"Przyszedł Graś i powiedział: Albo dzisiaj Sienkiewicz, albo wcześniejsze wybory "

"Przyszedł Graś i powiedział: Albo dzisiaj Sienkiewicz, albo wcześniejsze wybory "

Dodano:   /  Zmieniono: 
Janusz Palikot (fot. YouTube) 
- Wszyscy zastanawiali nad tym, czy PSL wymięknie czy nie - powiedział w TVN24 Janusz Palikot. - Potem przyszedł Paweł Graś i w imieniu premiera Tuska powiedział Buremu: albo dzisiaj Sienkiewicz, albo wcześniejsze wybory - relacjonował szef Twojego Ruchu piątkowe wydarzenia w Sejmie. Jego zdaniem, właśnie ten argument przekonał PSL, by głosowanie nad wnioskiem o odwołanie Sienkiewicza odbyło się jednak w planowym terminie.

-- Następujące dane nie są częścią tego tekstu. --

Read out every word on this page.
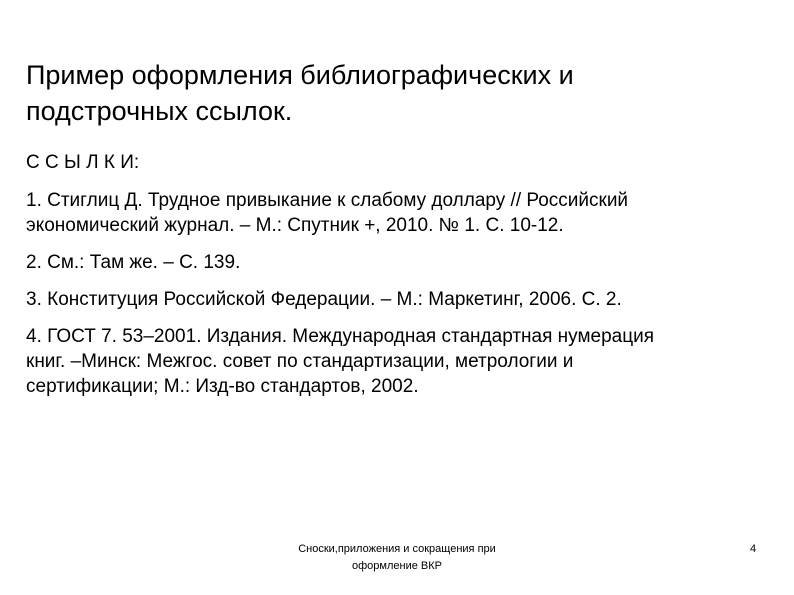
Пример оформления библиографических и
подстрочных ссылок.
С С Ы Л К И:
1. Стиглиц Д. Трудное привыкание к слабому доллару // Российский
экономический журнал. – М.: Спутник +, 2010. № 1. С. 10-12.
2. См.: Там же. – С. 139.
3. Конституция Российской Федерации. – М.: Маркетинг, 2006. С. 2.
4. ГОСТ 7. 53–2001. Издания. Международная стандартная нумерация
книг. –Минск: Межгос. совет по стандартизации, метрологии и
сертификации; М.: Изд-во стандартов, 2002.
Сноски,приложения и сокращения при
оформление ВКР
4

W piątek Sejm odrzucił wnioski PiS o konstruktywne wotum nieufności dla rządu oraz o odwołanie szefa MSW Bartłomieja Sienkiewicza. Wcześniej jednak były szef PSL zgłosił wniosek o odłożenie głosowania ws. ministra do 22 lipca. Miało to związek z czwartkowym przeszukaniem przez CBA biura szefa klubu parlamentarnego ludowców Jana Burego w Rzeszowie. Pawlak ocenił, że głosowanie nad wnioskiem o odwołanie Sienkiewicza nie może się odbywać w atmosferze zastraszania PSL.

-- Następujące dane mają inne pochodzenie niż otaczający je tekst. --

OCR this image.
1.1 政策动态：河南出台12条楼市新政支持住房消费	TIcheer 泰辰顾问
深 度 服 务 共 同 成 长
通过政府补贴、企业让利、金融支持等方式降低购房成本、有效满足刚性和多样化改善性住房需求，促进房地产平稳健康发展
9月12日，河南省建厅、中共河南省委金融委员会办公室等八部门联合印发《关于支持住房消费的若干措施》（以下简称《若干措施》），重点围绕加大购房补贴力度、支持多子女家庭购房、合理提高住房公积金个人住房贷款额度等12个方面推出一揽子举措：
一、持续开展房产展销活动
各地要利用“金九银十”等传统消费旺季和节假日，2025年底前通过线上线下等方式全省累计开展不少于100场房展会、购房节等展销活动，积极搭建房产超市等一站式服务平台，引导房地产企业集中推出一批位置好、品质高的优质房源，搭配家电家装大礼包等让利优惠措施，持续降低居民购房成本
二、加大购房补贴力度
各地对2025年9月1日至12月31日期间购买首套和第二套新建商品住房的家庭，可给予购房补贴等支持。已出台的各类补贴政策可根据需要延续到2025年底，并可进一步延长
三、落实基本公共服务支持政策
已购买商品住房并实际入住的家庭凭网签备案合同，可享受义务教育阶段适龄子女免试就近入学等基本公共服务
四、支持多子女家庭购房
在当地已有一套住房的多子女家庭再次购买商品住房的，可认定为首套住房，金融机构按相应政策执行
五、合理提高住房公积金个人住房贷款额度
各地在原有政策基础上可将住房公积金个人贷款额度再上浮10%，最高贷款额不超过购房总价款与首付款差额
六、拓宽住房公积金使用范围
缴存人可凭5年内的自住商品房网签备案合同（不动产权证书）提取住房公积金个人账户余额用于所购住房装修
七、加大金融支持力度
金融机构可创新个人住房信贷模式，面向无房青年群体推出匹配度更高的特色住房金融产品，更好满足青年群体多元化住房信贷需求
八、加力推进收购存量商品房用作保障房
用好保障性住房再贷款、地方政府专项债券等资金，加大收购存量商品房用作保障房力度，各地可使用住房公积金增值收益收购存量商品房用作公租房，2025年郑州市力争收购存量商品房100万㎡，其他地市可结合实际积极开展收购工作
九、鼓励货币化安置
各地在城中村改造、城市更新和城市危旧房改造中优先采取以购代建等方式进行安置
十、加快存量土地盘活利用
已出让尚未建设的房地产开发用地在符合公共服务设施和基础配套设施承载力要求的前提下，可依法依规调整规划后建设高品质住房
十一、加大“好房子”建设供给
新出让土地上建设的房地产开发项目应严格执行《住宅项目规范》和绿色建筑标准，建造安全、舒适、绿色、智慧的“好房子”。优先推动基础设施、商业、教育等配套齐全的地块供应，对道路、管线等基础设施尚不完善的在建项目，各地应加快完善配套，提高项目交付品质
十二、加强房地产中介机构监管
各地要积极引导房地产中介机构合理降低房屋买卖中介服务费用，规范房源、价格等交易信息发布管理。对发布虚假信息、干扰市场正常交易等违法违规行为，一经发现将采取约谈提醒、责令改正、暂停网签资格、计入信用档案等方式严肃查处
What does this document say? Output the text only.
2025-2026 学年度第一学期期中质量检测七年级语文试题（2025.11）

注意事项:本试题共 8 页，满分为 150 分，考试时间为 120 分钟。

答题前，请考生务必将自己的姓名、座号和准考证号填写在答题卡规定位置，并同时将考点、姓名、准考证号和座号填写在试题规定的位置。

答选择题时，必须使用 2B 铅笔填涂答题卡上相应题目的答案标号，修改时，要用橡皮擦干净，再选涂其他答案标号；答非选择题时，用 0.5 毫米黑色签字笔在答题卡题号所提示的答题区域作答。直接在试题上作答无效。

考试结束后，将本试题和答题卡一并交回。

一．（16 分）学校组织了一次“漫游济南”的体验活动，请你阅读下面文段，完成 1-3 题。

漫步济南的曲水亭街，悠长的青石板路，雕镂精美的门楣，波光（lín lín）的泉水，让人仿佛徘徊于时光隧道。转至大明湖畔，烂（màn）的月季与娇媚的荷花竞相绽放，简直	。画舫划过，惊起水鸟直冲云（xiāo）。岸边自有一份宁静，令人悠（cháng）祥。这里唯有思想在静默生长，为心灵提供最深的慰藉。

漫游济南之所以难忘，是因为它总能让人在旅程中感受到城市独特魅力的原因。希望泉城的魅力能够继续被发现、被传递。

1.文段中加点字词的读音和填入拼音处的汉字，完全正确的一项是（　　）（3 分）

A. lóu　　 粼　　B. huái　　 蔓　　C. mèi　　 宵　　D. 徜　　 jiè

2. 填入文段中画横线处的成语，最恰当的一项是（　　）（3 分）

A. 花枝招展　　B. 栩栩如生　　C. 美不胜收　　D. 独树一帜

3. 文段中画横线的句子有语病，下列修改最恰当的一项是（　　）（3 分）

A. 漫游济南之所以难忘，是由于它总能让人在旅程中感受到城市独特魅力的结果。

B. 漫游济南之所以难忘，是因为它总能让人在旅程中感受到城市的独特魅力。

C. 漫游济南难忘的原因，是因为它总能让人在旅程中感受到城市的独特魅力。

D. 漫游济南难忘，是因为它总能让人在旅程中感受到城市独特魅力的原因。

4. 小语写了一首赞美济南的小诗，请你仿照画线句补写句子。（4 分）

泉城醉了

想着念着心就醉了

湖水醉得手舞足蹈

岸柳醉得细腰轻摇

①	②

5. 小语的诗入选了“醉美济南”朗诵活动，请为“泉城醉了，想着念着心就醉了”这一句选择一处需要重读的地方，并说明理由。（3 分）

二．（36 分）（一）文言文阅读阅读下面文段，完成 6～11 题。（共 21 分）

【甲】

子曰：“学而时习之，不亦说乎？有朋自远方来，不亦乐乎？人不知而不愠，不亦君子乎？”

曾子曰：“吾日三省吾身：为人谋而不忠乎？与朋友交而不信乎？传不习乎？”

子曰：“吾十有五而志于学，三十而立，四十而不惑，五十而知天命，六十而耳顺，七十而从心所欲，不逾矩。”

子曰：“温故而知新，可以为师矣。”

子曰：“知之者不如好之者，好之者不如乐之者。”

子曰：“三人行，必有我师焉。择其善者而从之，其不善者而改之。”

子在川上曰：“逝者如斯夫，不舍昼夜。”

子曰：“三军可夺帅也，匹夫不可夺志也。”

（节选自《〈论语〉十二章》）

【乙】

- Wszyscy zastanawiali się nad tym, czy PSL wymięknie czy nie - opowiadał na antenie TVN24 poseł. Według Palikota, pierwotną decyzją podjętą przez klub PSL było poparcie dla wniosku Pawlaka o odłożenie głosowania. Wtedy, jak opowiadał Palikot, ponownie zebrał się klub PSL, a w posiedzeniu tym wziął udział premier Donald Tusk.- Moim zdaniem powtórzył on tę samą tezę, co Graś na sali sejmowej, że albo zgadzacie się na dzisiejsze głosowanie nad Sienkiewiczem albo są wybory. I oni wymiękli - powiedział Palikot, dodają, że w jego opinii Janusz Piechociński nie panuje nad sytuacją w swojej partii, a "z punktu widzenia typowego działacza PSL (...) to Pawlak był (w piątek - red.) liderem".
- On powiedział: my się nie godzimy, a przynajmniej ja bym się nie zgodził, na to, żeby nam CBA i prokuratura wchodziła, gdzie chce, kiedy my jesteśmy w rządzie. I taki komunikat poszedł w partię - dodał.